His friends and family said he was far more concerned about pursuing his medical career than Islam or politics.
They constantly denied the 28-year-old had become involved in such attacks within the three years since leaving Jordan and protested his innocence.
Dr Asha's instructor at the University of Jordan's medical school where he studied for six years and the faculty's Vice Dean, Dr Azmi Mahafzah, called him "a brilliant student who graduated first of his class in 2004".
He said Asha was a "liberal thinker who respected other nationalities and religions".
Dr Aseel al-Omari, Dr Asha's former colleague, said he was a "determined physician who wanted to pursue his specialty in neurosurgery in Britain".

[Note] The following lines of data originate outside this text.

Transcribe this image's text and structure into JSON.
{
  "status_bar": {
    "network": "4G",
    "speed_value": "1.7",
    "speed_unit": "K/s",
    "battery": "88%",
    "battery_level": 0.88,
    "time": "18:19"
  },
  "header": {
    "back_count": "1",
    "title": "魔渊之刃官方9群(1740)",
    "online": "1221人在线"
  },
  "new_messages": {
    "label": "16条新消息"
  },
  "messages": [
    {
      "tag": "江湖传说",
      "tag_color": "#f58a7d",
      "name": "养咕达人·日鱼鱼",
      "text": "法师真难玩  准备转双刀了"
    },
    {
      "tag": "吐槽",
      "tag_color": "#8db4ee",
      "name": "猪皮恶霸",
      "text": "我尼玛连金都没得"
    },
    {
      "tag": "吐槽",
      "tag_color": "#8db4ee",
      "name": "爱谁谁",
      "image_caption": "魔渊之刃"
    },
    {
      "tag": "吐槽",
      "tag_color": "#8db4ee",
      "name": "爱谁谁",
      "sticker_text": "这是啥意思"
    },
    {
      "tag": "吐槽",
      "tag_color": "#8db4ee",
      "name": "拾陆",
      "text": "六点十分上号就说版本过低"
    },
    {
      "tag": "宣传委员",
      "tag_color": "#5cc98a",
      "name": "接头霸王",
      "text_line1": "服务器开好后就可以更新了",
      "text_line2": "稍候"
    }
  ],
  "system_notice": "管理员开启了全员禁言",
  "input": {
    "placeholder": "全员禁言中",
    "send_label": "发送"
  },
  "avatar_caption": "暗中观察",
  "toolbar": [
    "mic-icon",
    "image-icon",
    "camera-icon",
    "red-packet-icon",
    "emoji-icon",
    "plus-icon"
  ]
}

Dr Asha was described as a "model student" at The Jubilee secondary school, which was founded by the late King Hussein's wife, Queen Noor.
The school encourages religious tolerance and provides exposure to other cultures.
The doctor's father said he had no doubt his son would walk free and put his faith in the British justice system.
The jury, during the trial lasting nearly nine weeks, heard that Dr Asha was a thoughtful pacifist, who enjoyed meeting friends, reading Islamic literature and writing poetry.
Dr Asha told the jury he had found something positive had come out of his stint in prison because his English had improved considerably.
His barrister. Stephen Kamlish QC. said Dr Asha's dedication to medicine was as extreme as Abdulla's fundamentalism.
In his own defence, Dr Asha said Abdulla destroyed his life and betrayed him. Asked if he was involved in terrorism, he replied: "Not in a million years."